As you probably have heard, hydroxycut has been taken off the market. On April 30th the FDA warned consumers to immediately stop using all 14 Hydroxycut products. This comes after the FDA compiled a report detailing 23 complaints of serious liver problems ranging from jaundice to liver failure requiring transplant. In one case, a 19-year-old died as a result of the associated liver damage. The manufacturers of Hydroxycut (Iovate Health Sciences) has since recalled all Hydroxycut products from retailers nationwide.
The Dietary Supplement Health and Education Act, or DSHEA, was brought into law the in 1990s under the Clinton administration. Most dangerously, it allows dietary supplements to enter the over-the-counter market without any formal review by the FDA. It even limits the FDA’s power to ensure honest advertising; that duty is delegated the Federal Trade Commission. So despite that 8 pt font statement that “these claims have not been evaluated by the FDA” that’s onscreen when a dietary drug claims it’s a panacea, the FDA doesn’t even yield the power to sue the manufacturers who mislead a gullible consumer base via their the supplement’s advertising. Many Americans would be shocked to know of how little regulatory power the FDA has over the dietary supplement market.

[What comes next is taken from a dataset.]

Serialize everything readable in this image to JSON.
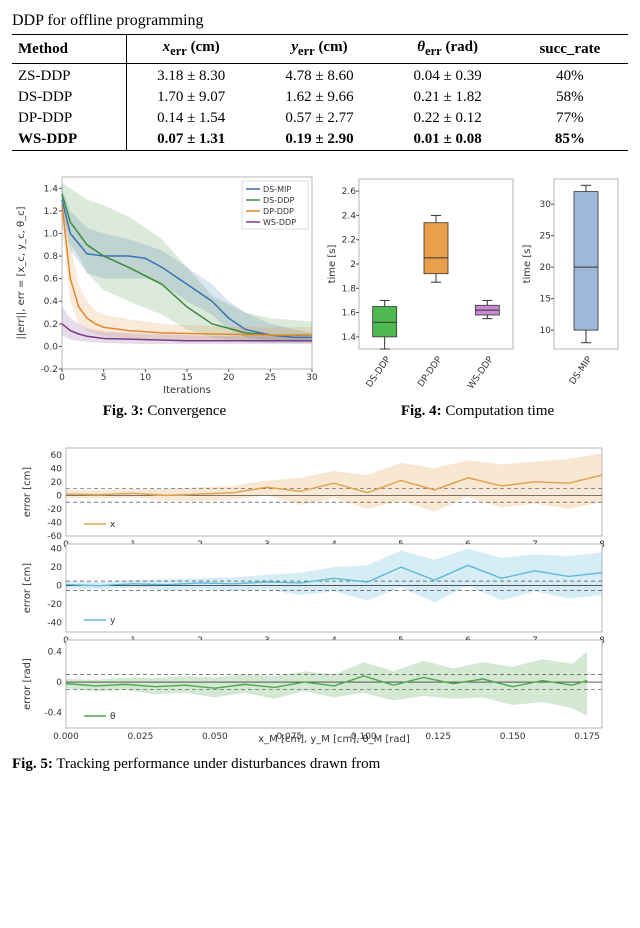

Without formal testing of these products, the dangerous propensity of certain dietary ingredients is usually not found until after enough deaths or injuries have occurred to make such a causal link. This could take years, as is the case with Hydroxycut and Ephedrine (now only legal for limited uses).
Some call it a cycle, and would expect another product in the near future to take Hydroxycut’s place in the market. Without change, this product will be untested and unproven. Now is the time for Congress to take action to amend the DSHEA. In the least, the FDA must be given the authority to more closely monitor and regulate the dietary supplement industry.
For more information, see this article. It gives more frightening details into how this latest recall is unfolding. As George Blackburn, M.D., Ph.D. states, "Every time we put a lid on it, as we did when we got rid of ephedra, now comes another round of adulterated products," he said. "Now with Hydroxycut, we have the same type of organ injury and illness, if not mortality, that comes from some unknown ingredient."
Patients should always tell their doctors of any supplements they are taking even if it is not known to be dangerous, because known injury may occur when combined with certain prescription medicines.